While the world is focusing on the public health challenges and economic effects of the coronavirus, another pandemic is ravaging the country with little notice – exploitation of children. The International Criminal Police (Interpol) says the closure of schools and the increased time children spend online is exposing many to pornography and online grooming - complimenting, discussing shared interests or “liking” children’s online posts.
The situation is exacerbated by limited access to community support services, child care and educational personnel who often play a key role in detecting and reporting cases of child sexual exploitation, Interpol says.
“With this increase in obstacles for victims to report offences or access support, there are concerns that some offences may never be reported after a substantial delay,” they said.
United Nations Office on Drugs and Crime (UNODC) further states that the Covid-19 period has driven organised crime groups to change their methods of operation and others, especially drug traffickers, were using children in economically distressed environments as mules. Yet with children out of school and other community hubs, such as libraries, youth and children centres being closed, a report by UNODC says the lockdown has removed many of the traditional means of identifying children at risk.
The Department of Children Services concedes that adoption and use of ICTs in Kenya and increased access to the internet by children poses high sexual abuse and exploitation risks to children. The Children’s Department notes in the situation analysis accompanying the National Plan of Action Against Sexual Exploitation of Children in Kenya that there has been a spike in the number of reported cases of online sexual exploitation of children by paedophiles.
Kenya, the document said, has become a source of indecent images of minors, which are circulated online by UK offenders. Unicef and Safaricom on Friday announced a partnership that will among other areas seek to give children better protection and online safety.

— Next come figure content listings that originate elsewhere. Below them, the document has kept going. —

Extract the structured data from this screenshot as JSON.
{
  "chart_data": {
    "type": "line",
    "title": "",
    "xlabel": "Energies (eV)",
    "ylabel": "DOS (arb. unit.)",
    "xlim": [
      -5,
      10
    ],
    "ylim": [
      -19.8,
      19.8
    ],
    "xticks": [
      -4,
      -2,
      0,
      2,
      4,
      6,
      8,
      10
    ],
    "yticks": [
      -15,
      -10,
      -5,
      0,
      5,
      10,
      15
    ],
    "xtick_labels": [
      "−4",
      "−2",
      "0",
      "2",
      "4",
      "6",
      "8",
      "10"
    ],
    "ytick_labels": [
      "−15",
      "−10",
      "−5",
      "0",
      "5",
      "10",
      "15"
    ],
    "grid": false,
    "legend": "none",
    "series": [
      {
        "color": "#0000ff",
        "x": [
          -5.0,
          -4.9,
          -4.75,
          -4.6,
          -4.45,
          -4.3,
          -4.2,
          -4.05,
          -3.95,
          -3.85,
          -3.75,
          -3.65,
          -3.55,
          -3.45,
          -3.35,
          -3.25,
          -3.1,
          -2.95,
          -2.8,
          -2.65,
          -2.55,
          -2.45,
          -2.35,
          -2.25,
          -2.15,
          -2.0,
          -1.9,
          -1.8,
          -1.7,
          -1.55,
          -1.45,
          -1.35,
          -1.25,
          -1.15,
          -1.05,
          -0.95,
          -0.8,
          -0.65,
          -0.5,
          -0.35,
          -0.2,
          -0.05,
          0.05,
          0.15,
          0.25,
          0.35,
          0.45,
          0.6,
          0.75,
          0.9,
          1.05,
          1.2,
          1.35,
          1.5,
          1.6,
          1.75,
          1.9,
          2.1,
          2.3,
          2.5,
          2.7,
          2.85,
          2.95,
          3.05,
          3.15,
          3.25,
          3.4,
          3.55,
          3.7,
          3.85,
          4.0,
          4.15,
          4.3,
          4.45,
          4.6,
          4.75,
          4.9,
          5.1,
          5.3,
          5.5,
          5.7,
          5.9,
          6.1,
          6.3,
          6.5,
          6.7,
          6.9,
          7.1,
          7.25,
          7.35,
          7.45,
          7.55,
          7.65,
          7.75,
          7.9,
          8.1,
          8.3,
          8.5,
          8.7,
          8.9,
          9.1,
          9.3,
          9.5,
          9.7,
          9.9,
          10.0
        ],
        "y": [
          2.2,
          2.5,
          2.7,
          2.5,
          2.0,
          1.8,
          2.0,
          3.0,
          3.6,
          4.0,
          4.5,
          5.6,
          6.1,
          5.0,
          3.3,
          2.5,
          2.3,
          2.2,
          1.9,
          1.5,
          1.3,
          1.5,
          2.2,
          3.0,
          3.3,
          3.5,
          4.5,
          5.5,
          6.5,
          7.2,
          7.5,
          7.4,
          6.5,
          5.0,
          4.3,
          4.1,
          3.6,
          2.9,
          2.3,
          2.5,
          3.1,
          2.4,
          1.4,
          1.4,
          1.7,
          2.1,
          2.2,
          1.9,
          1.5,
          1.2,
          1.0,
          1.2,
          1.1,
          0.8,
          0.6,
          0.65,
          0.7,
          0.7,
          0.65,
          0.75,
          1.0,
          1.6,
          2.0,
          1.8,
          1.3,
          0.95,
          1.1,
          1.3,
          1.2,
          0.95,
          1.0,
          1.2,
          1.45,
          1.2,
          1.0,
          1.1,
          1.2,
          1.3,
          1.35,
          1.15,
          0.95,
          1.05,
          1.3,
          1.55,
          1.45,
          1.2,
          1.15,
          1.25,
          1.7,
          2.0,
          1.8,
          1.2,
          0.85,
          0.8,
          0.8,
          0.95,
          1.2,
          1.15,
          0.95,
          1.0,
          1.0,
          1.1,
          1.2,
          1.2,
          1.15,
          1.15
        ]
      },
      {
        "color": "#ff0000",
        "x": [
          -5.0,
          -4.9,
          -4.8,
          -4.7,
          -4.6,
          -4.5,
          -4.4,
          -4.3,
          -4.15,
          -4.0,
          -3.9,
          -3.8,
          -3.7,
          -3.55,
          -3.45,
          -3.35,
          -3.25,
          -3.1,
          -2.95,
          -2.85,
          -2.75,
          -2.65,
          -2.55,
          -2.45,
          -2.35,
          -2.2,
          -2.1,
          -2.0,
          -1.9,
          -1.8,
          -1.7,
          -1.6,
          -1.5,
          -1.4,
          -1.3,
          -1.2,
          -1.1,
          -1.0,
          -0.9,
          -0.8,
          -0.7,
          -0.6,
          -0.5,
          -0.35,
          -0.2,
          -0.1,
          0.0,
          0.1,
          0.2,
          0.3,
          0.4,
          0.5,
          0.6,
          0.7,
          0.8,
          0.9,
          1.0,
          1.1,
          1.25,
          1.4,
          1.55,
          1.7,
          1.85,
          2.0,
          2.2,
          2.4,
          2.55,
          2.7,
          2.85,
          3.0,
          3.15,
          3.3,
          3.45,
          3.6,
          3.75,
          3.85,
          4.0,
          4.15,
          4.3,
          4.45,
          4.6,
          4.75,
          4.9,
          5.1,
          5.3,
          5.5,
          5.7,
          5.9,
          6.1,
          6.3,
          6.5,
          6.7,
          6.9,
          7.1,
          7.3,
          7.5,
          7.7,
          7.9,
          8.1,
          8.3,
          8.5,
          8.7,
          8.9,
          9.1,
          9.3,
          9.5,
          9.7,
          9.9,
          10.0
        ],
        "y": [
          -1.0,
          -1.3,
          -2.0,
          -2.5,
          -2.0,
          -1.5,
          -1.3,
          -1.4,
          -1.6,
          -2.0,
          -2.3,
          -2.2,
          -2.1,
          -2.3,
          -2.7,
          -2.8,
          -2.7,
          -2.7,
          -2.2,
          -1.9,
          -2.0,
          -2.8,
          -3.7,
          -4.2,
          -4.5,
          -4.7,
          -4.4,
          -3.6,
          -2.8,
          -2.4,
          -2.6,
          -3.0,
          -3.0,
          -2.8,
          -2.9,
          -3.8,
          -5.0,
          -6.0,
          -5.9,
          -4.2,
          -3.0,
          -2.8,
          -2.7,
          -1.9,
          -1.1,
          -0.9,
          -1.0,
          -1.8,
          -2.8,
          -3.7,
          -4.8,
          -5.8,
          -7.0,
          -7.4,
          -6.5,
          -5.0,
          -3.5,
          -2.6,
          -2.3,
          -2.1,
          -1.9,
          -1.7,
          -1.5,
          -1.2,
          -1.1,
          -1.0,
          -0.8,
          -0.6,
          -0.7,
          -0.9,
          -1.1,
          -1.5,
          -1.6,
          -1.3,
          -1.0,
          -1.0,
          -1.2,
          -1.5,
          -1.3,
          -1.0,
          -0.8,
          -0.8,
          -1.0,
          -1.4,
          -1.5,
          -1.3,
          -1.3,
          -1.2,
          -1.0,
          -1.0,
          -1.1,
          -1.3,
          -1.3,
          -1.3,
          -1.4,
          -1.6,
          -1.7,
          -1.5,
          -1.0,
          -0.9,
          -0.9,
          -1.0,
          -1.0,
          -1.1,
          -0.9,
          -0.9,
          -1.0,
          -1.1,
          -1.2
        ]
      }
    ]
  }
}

Part of the partnership will include the ‘Spot it, Stop it’ campaign through which the two organisations aim to raise public awareness on violence against children and in the online space.
“Children and young people are increasingly living their lives online and face new risks, including online exploitation and sexual abuse. They need support to gain the skills to navigate these risks effectively,” Unicef Kenya Deputy Representative Jean Lokenga said.
A study by the National Authority for Campaign against Alcohol and Drug Abuse (Nacada) indicates that children are exposed to drugs and alcohol in their schools. A majority of students (72.8 per cent) thought that it was possible for a student to use drugs without their teachers’ knowledge.
Nacada says drugs are mainly used by students during school holidays at 49.5 per cent, on their way home at 35.1 per cent, within school environments on weekends at 30.4 per cent and during inter-school meetings at 27. 8 per cent.